Anti-war protestors gather as Lord Butler delivered his committee's report on Britain's pre-Iraq war intelligence gathering. Prime Minister Tony Blair told parliament that he 'accepts' the findings of an inquiry into British intelligence on Iraq's weapons of mass destruction. [AFP]
Iraq’s interim Prime Minister Iyad Allawi, whose Iraqi National Accord group supplied Western intelligence agencies with information on Saddam’s weapons, said Wednesday that the 45-minute claim “really related to using such weapons against Iraqi troops if they moved against him.”

Allawi insisted Saddam was developing long-range weapons and had shown he was ready to use chemical and biological weapons.

“Nobody could really say whether he was able to develop it completely,” he told BBC radio.

Support from Bill Clinton

Blair received some supportive words Wednesday from former President Bill Clinton, who said Britons needed to remember that “it was very difficult in the aftermath of 9/11 for any world leader not to act on his intelligence.”

“And the British intelligence, whatever Lord Butler says about it, was clearly even more forward-leading than the American intelligence in believing that Saddam (Hussein) was trying to get nuclear materials, in believing that Saddam had some kind of relationship with al-Qaida,” Clinton told British Broadcasting Corp. radio.

Lord Hutton’s inquiry into Kelly’s suicide investigated deepest into the workings of the government and its intelligence agencies.
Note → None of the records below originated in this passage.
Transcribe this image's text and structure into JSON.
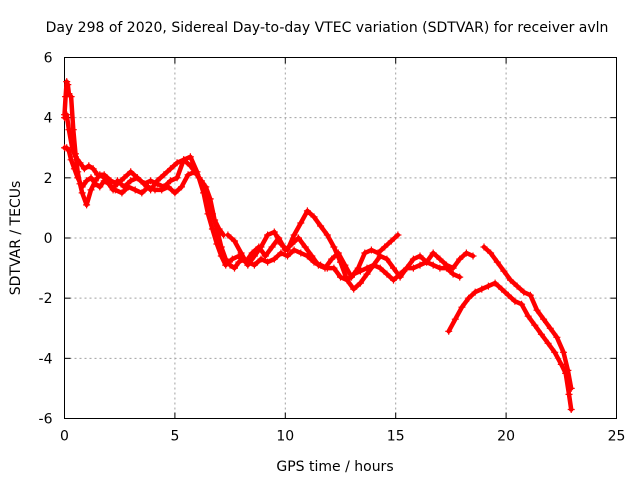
{
  "chart_data": {
    "type": "scatter",
    "title": "Day 298 of 2020, Sidereal Day-to-day VTEC variation (SDTVAR) for receiver avln",
    "xlabel": "GPS time / hours",
    "ylabel": "SDTVAR / TECUs",
    "xlim": [
      0,
      25
    ],
    "ylim": [
      -6,
      6
    ],
    "xticks": [
      0,
      5,
      10,
      15,
      20,
      25
    ],
    "yticks": [
      -6,
      -4,
      -2,
      0,
      2,
      4,
      6
    ],
    "grid": true,
    "marker": "+",
    "color": "#ff0000",
    "series": [
      {
        "name": "trace-1",
        "x": [
          0.0,
          0.1,
          0.2,
          0.3,
          0.45,
          0.6,
          0.8,
          1.0,
          1.2,
          1.4,
          1.6,
          1.8,
          2.0,
          2.3,
          2.6,
          2.9,
          3.2,
          3.5,
          3.8,
          4.1,
          4.4,
          4.7,
          5.0,
          5.3,
          5.6,
          5.9,
          6.1,
          6.3,
          6.5,
          6.7,
          6.9,
          7.1,
          7.3,
          7.5,
          7.7,
          7.9,
          8.1,
          8.3,
          8.6,
          8.9,
          9.2,
          9.5,
          9.8,
          10.1,
          10.4,
          10.7,
          11.0,
          11.3,
          11.6,
          11.9,
          12.2,
          12.5,
          12.8,
          13.1,
          13.4,
          13.7,
          14.0,
          14.3,
          14.6,
          14.9,
          15.2,
          15.5,
          15.8,
          16.1,
          16.4,
          16.7,
          17.0,
          17.3,
          17.6,
          17.9
        ],
        "y": [
          3.0,
          3.0,
          2.9,
          2.6,
          2.3,
          2.0,
          1.7,
          1.9,
          2.0,
          1.8,
          1.7,
          1.9,
          1.8,
          1.6,
          1.5,
          1.7,
          1.6,
          1.5,
          1.7,
          1.6,
          1.6,
          1.7,
          1.5,
          1.7,
          2.1,
          2.2,
          2.0,
          1.7,
          1.2,
          0.8,
          0.3,
          -0.3,
          -0.7,
          -0.9,
          -1.0,
          -0.8,
          -0.7,
          -0.8,
          -0.9,
          -0.7,
          -0.8,
          -0.7,
          -0.5,
          -0.6,
          -0.4,
          -0.5,
          -0.6,
          -0.8,
          -0.9,
          -1.0,
          -1.0,
          -1.3,
          -1.4,
          -1.2,
          -1.1,
          -1.0,
          -0.9,
          -1.0,
          -1.2,
          -1.4,
          -1.2,
          -1.0,
          -1.0,
          -0.9,
          -0.8,
          -0.9,
          -1.0,
          -1.0,
          -1.2,
          -1.3
        ]
      },
      {
        "name": "trace-2",
        "x": [
          0.0,
          0.05,
          0.1,
          0.15,
          0.2,
          0.3,
          0.4,
          0.5,
          0.6,
          0.7,
          0.8,
          1.0,
          1.2,
          1.4,
          1.6,
          1.8,
          2.0,
          2.2,
          2.4,
          2.7,
          3.0,
          3.3,
          3.6,
          3.9,
          4.2,
          4.5,
          4.8,
          5.1,
          5.4,
          5.7,
          6.0,
          6.2,
          6.4,
          6.6,
          6.8,
          7.0,
          7.2
        ],
        "y": [
          4.1,
          4.7,
          5.2,
          5.1,
          4.8,
          4.7,
          3.6,
          2.8,
          2.2,
          1.8,
          1.5,
          1.1,
          1.6,
          1.9,
          2.1,
          2.0,
          1.8,
          1.6,
          1.9,
          1.7,
          1.9,
          2.0,
          1.8,
          1.6,
          1.9,
          2.1,
          2.3,
          2.5,
          2.6,
          2.4,
          2.1,
          1.9,
          1.7,
          1.3,
          0.6,
          0.3,
          0.1
        ]
      },
      {
        "name": "trace-3",
        "x": [
          0.0,
          0.1,
          0.2,
          0.35,
          0.5,
          0.7,
          0.9,
          1.1,
          1.3,
          1.5,
          1.8,
          2.1,
          2.4,
          2.7,
          3.0,
          3.3,
          3.6,
          3.9,
          4.2,
          4.5,
          4.8,
          5.1,
          5.4,
          5.7,
          6.0,
          6.3,
          6.5,
          6.7,
          6.9,
          7.1,
          7.3,
          7.6,
          7.9,
          8.2,
          8.5,
          8.8,
          9.1,
          9.4,
          9.7,
          10.0,
          10.3,
          10.6,
          10.9,
          11.2,
          11.5,
          11.8,
          12.1,
          12.4,
          12.7,
          13.0,
          13.3,
          13.6,
          13.9,
          14.2,
          14.5,
          14.8,
          15.1
        ],
        "y": [
          4.0,
          4.1,
          3.6,
          3.0,
          2.7,
          2.5,
          2.3,
          2.4,
          2.3,
          2.1,
          2.1,
          1.9,
          1.8,
          2.0,
          2.2,
          2.0,
          1.8,
          1.9,
          1.8,
          1.7,
          1.9,
          2.0,
          2.6,
          2.7,
          2.2,
          1.5,
          0.8,
          0.3,
          -0.2,
          -0.6,
          -0.9,
          -0.7,
          -0.6,
          -0.8,
          -0.5,
          -0.3,
          -0.6,
          -0.3,
          0.0,
          -0.4,
          -0.2,
          0.0,
          -0.3,
          -0.6,
          -0.9,
          -1.0,
          -0.7,
          -0.5,
          -0.9,
          -1.3,
          -1.0,
          -0.5,
          -0.4,
          -0.5,
          -0.3,
          -0.1,
          0.1
        ]
      },
      {
        "name": "trace-4",
        "x": [
          7.4,
          7.7,
          8.0,
          8.3,
          8.6,
          8.9,
          9.2,
          9.5,
          9.8,
          10.1,
          10.4,
          10.7,
          11.0,
          11.3,
          11.6,
          11.9,
          12.2,
          12.5,
          12.8,
          13.1,
          13.4,
          13.7,
          14.0,
          14.3,
          14.6,
          14.9,
          15.2,
          15.5,
          15.8,
          16.1,
          16.4,
          16.7,
          17.0,
          17.3,
          17.6,
          17.9,
          18.2,
          18.5
        ],
        "y": [
          0.1,
          -0.1,
          -0.5,
          -0.9,
          -0.6,
          -0.3,
          0.1,
          0.2,
          -0.2,
          -0.4,
          0.1,
          0.5,
          0.9,
          0.7,
          0.4,
          0.1,
          -0.3,
          -0.8,
          -1.4,
          -1.7,
          -1.5,
          -1.2,
          -0.9,
          -0.6,
          -0.7,
          -1.0,
          -1.3,
          -1.0,
          -0.7,
          -0.6,
          -0.8,
          -0.5,
          -0.7,
          -0.9,
          -1.0,
          -0.7,
          -0.5,
          -0.6
        ]
      },
      {
        "name": "trace-5",
        "x": [
          17.4,
          17.7,
          18.0,
          18.3,
          18.6,
          18.9,
          19.2,
          19.5,
          19.8,
          20.1,
          20.4,
          20.7,
          21.0,
          21.3,
          21.6,
          21.9,
          22.2,
          22.5,
          22.7,
          22.85,
          22.95
        ],
        "y": [
          -3.1,
          -2.7,
          -2.3,
          -2.0,
          -1.8,
          -1.7,
          -1.6,
          -1.5,
          -1.7,
          -1.9,
          -2.1,
          -2.2,
          -2.6,
          -2.9,
          -3.2,
          -3.5,
          -3.8,
          -4.2,
          -4.5,
          -5.2,
          -5.7
        ]
      },
      {
        "name": "trace-6",
        "x": [
          19.0,
          19.3,
          19.6,
          19.9,
          20.2,
          20.5,
          20.8,
          21.1,
          21.4,
          21.7,
          22.0,
          22.3,
          22.6,
          22.8,
          22.95
        ],
        "y": [
          -0.3,
          -0.5,
          -0.8,
          -1.1,
          -1.4,
          -1.6,
          -1.8,
          -1.9,
          -2.4,
          -2.7,
          -3.0,
          -3.3,
          -3.8,
          -4.4,
          -5.0
        ]
      }
    ]
  }
}
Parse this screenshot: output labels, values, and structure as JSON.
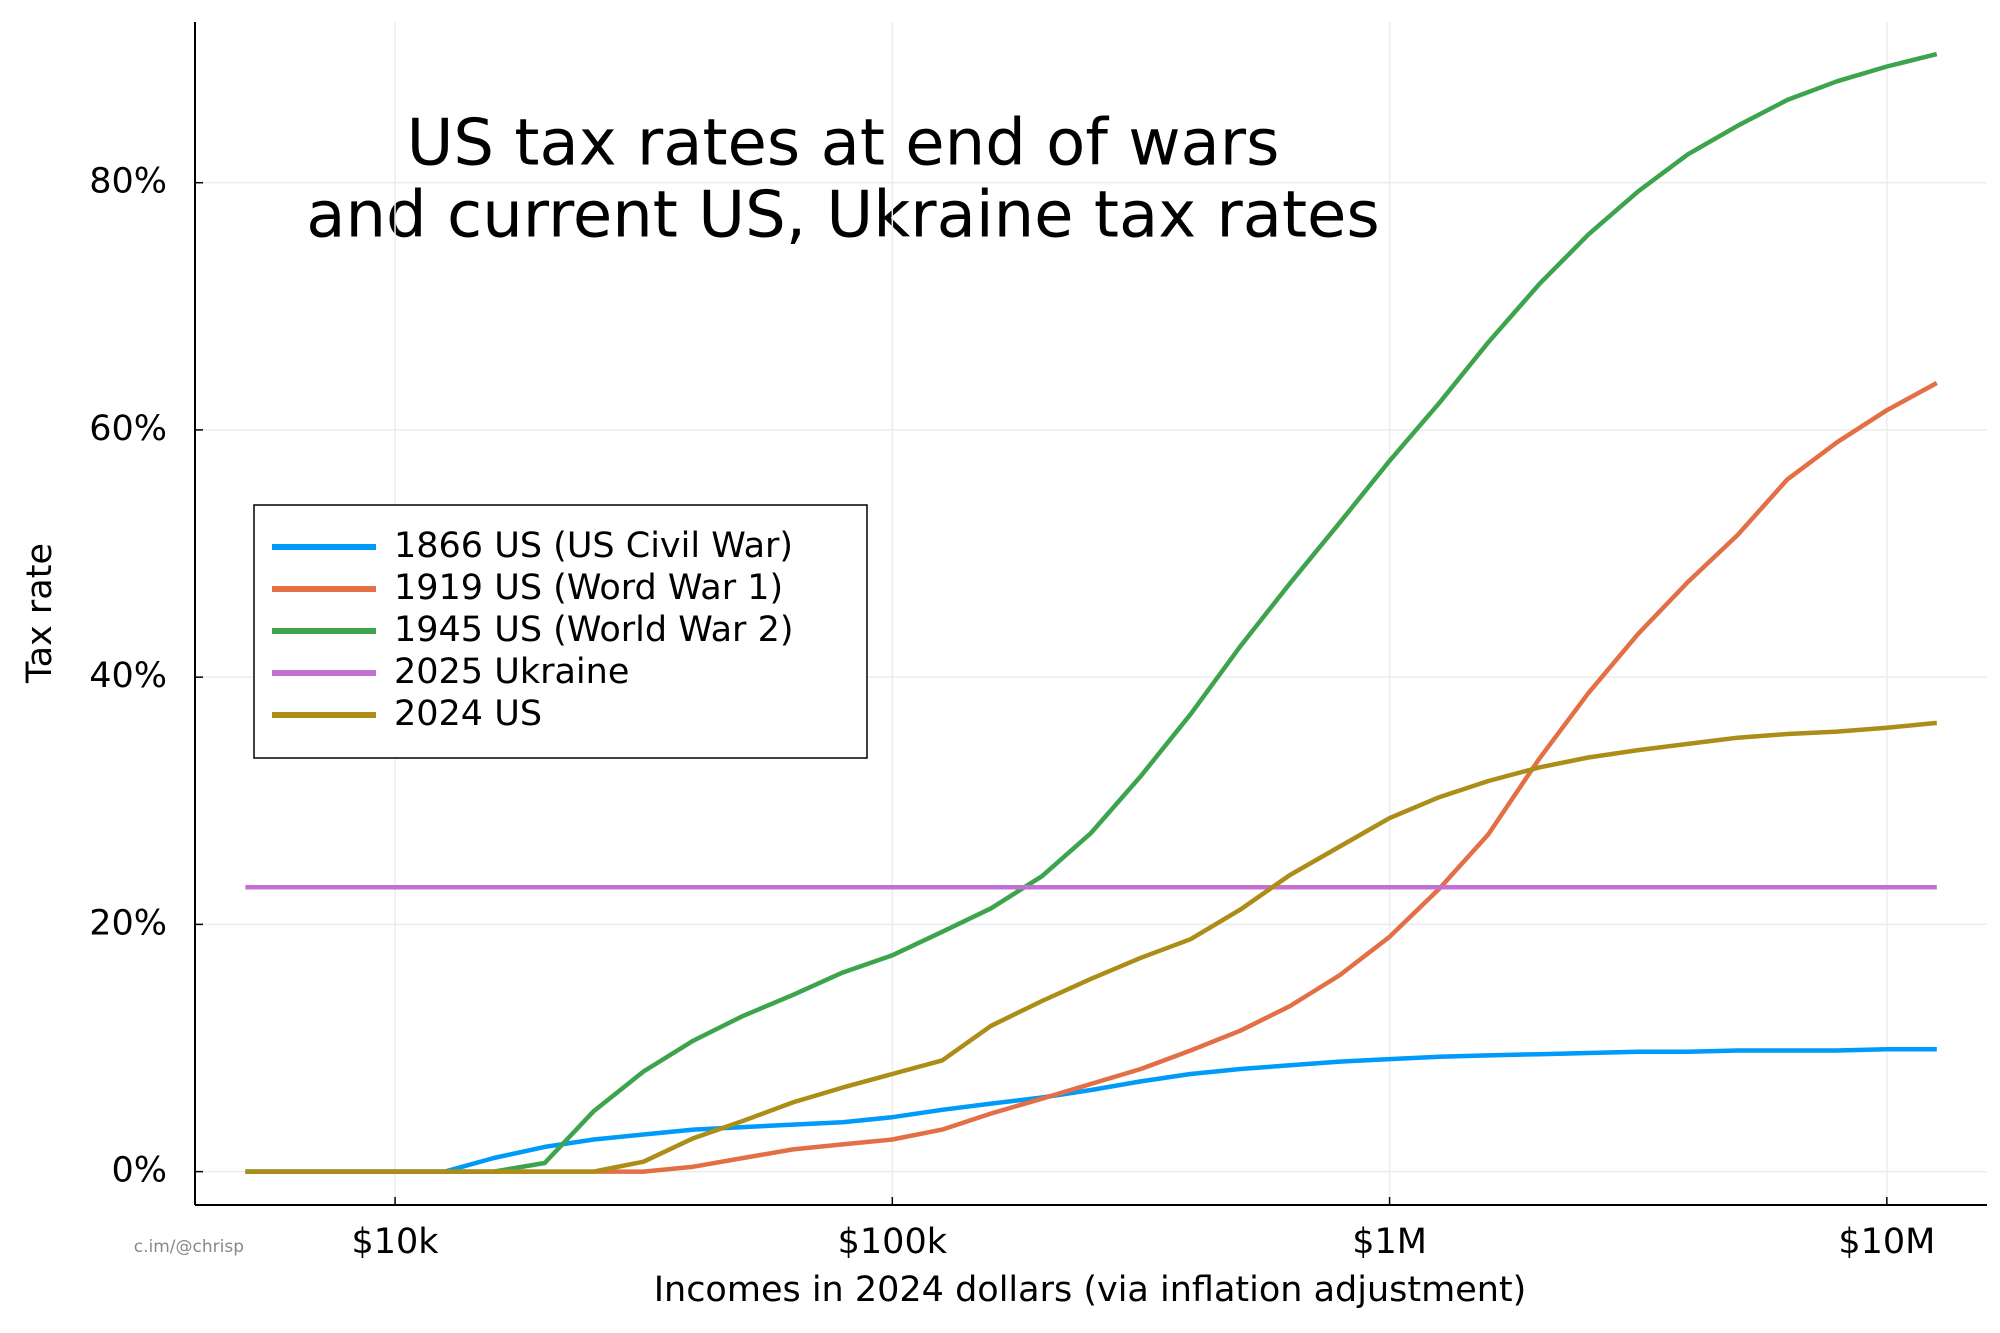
{
  "chart_data": {
    "type": "line",
    "title": [
      "US tax rates at end of wars",
      "and current US, Ukraine tax rates"
    ],
    "x_label": "Incomes in 2024 dollars (via inflation adjustment)",
    "y_label": "Tax rate",
    "watermark": "c.im/@chrisp",
    "x_scale": "log",
    "xlim": [
      3960,
      15900000
    ],
    "xticks": [
      {
        "value": 10000,
        "label": "$10k"
      },
      {
        "value": 100000,
        "label": "$100k"
      },
      {
        "value": 1000000,
        "label": "$1M"
      },
      {
        "value": 10000000,
        "label": "$10M"
      }
    ],
    "ylim": [
      -2.7,
      93
    ],
    "yticks": [
      {
        "value": 0,
        "label": "0%"
      },
      {
        "value": 20,
        "label": "20%"
      },
      {
        "value": 40,
        "label": "40%"
      },
      {
        "value": 60,
        "label": "60%"
      },
      {
        "value": 80,
        "label": "80%"
      }
    ],
    "grid": true,
    "legend": "left",
    "x": [
      5000,
      6300,
      7900,
      10000,
      12600,
      15800,
      20000,
      25100,
      31600,
      39800,
      50100,
      63100,
      79400,
      100000,
      126000,
      158000,
      200000,
      251000,
      316000,
      398000,
      501000,
      631000,
      794000,
      1000000,
      1260000,
      1580000,
      2000000,
      2510000,
      3160000,
      3980000,
      5010000,
      6310000,
      7940000,
      10000000,
      12600000
    ],
    "series": [
      {
        "name": "1866 US (US Civil War)",
        "color": "#009af9",
        "values": [
          0,
          0,
          0,
          0,
          0,
          1.1,
          2.0,
          2.6,
          3.0,
          3.4,
          3.6,
          3.8,
          4.0,
          4.4,
          5.0,
          5.5,
          6.0,
          6.6,
          7.3,
          7.9,
          8.3,
          8.6,
          8.9,
          9.1,
          9.3,
          9.4,
          9.5,
          9.6,
          9.7,
          9.7,
          9.8,
          9.8,
          9.8,
          9.9,
          9.9
        ]
      },
      {
        "name": "1919 US (Word War 1)",
        "color": "#e26f46",
        "values": [
          0,
          0,
          0,
          0,
          0,
          0,
          0,
          0,
          0,
          0.4,
          1.1,
          1.8,
          2.2,
          2.6,
          3.4,
          4.7,
          5.9,
          7.1,
          8.3,
          9.8,
          11.4,
          13.4,
          15.9,
          19.0,
          22.9,
          27.3,
          33.4,
          38.7,
          43.5,
          47.7,
          51.5,
          56,
          59,
          61.6,
          63.8
        ]
      },
      {
        "name": "1945 US (World War 2)",
        "color": "#3da44d",
        "values": [
          0,
          0,
          0,
          0,
          0,
          0,
          0.7,
          4.9,
          8.1,
          10.6,
          12.6,
          14.3,
          16.1,
          17.5,
          19.4,
          21.3,
          23.9,
          27.4,
          32.0,
          37.0,
          42.5,
          47.6,
          52.5,
          57.5,
          62.2,
          67.1,
          71.8,
          75.8,
          79.3,
          82.3,
          84.6,
          86.7,
          88.2,
          89.4,
          90.4
        ]
      },
      {
        "name": "2025 Ukraine",
        "color": "#c271d2",
        "values": [
          23,
          23,
          23,
          23,
          23,
          23,
          23,
          23,
          23,
          23,
          23,
          23,
          23,
          23,
          23,
          23,
          23,
          23,
          23,
          23,
          23,
          23,
          23,
          23,
          23,
          23,
          23,
          23,
          23,
          23,
          23,
          23,
          23,
          23,
          23
        ]
      },
      {
        "name": "2024 US",
        "color": "#ac8d18",
        "values": [
          0,
          0,
          0,
          0,
          0,
          0,
          0,
          0,
          0.8,
          2.7,
          4.1,
          5.6,
          6.8,
          7.9,
          9.0,
          11.8,
          13.8,
          15.6,
          17.3,
          18.8,
          21.2,
          24.0,
          26.3,
          28.6,
          30.3,
          31.6,
          32.7,
          33.5,
          34.1,
          34.6,
          35.1,
          35.4,
          35.6,
          35.9,
          36.3
        ]
      }
    ]
  }
}
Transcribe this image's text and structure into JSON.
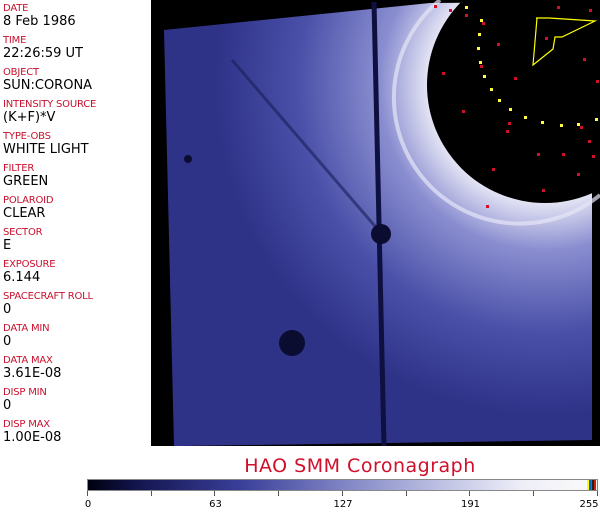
{
  "fields": [
    {
      "label": "DATE",
      "value": "8 Feb 1986"
    },
    {
      "label": "TIME",
      "value": "22:26:59 UT"
    },
    {
      "label": "OBJECT",
      "value": "SUN:CORONA"
    },
    {
      "label": "INTENSITY SOURCE",
      "value": "(K+F)*V"
    },
    {
      "label": "TYPE-OBS",
      "value": "WHITE LIGHT"
    },
    {
      "label": "FILTER",
      "value": "GREEN"
    },
    {
      "label": "POLAROID",
      "value": "CLEAR"
    },
    {
      "label": "SECTOR",
      "value": "E"
    },
    {
      "label": "EXPOSURE",
      "value": "6.144"
    },
    {
      "label": "SPACECRAFT ROLL",
      "value": "0"
    },
    {
      "label": "DATA MIN",
      "value": "0"
    },
    {
      "label": "DATA MAX",
      "value": "3.61E-08"
    },
    {
      "label": "DISP MIN",
      "value": "0"
    },
    {
      "label": "DISP MAX",
      "value": "1.00E-08"
    }
  ],
  "title": "HAO  SMM Coronagraph",
  "colorbar": {
    "ticks": [
      "0",
      "63",
      "127",
      "191",
      "255"
    ],
    "colors": {
      "low": "#000010",
      "mid": "#3a3f9a",
      "high": "#fafafa"
    }
  },
  "colors": {
    "label": "#c8102e",
    "title": "#d0102a"
  }
}
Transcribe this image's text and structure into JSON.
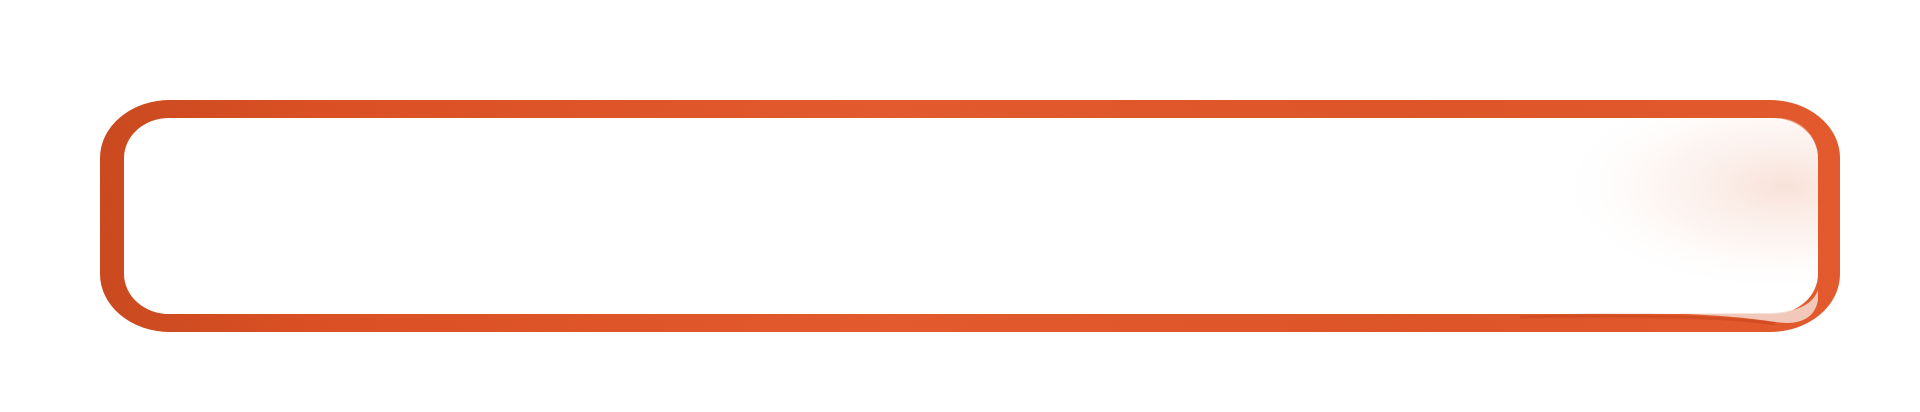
{
  "banner": {
    "shape": "rounded-rectangle-frame",
    "style": "hand-painted watercolor outline with curled bottom-right corner",
    "colors": {
      "frame_primary": "#E2552A",
      "frame_shadow": "#C8431B",
      "inner_fill": "#FFFFFF",
      "corner_tint": "#F6D8CC",
      "background": "#FFFFFF"
    }
  }
}
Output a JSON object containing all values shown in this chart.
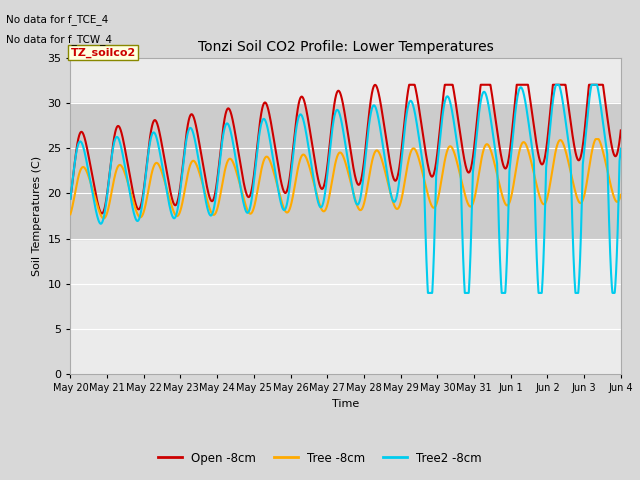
{
  "title": "Tonzi Soil CO2 Profile: Lower Temperatures",
  "ylabel": "Soil Temperatures (C)",
  "xlabel": "Time",
  "annotations": [
    "No data for f_TCE_4",
    "No data for f_TCW_4"
  ],
  "box_label": "TZ_soilco2",
  "ylim": [
    0,
    35
  ],
  "yticks": [
    0,
    5,
    10,
    15,
    20,
    25,
    30,
    35
  ],
  "shade_band": [
    15,
    30
  ],
  "legend": [
    "Open -8cm",
    "Tree -8cm",
    "Tree2 -8cm"
  ],
  "colors": [
    "#cc0000",
    "#ffaa00",
    "#00ccee"
  ],
  "line_width": 1.5,
  "tick_labels": [
    "May 20",
    "May 21",
    "May 22",
    "May 23",
    "May 24",
    "May 25",
    "May 26",
    "May 27",
    "May 28",
    "May 29",
    "May 30",
    "May 31",
    "Jun 1",
    "Jun 2",
    "Jun 3",
    "Jun 4"
  ],
  "bg_color": "#d8d8d8",
  "plot_bg": "#ebebeb",
  "shade_color": "#cccccc"
}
In his report, derided by many as a “whitewash,” Hutton concluded Blair’s government had not misused intelligence.

But, Hutton suggested that intelligence officials may have been sensitive to what they perceived as their government’s determination to go to war.

He concluded that John Scarlett, chairman of the Joint Intelligence Committee who signed off on the dossier, may have been “subconsciously influenced” by Blair’s desire for strong evidence on WMD.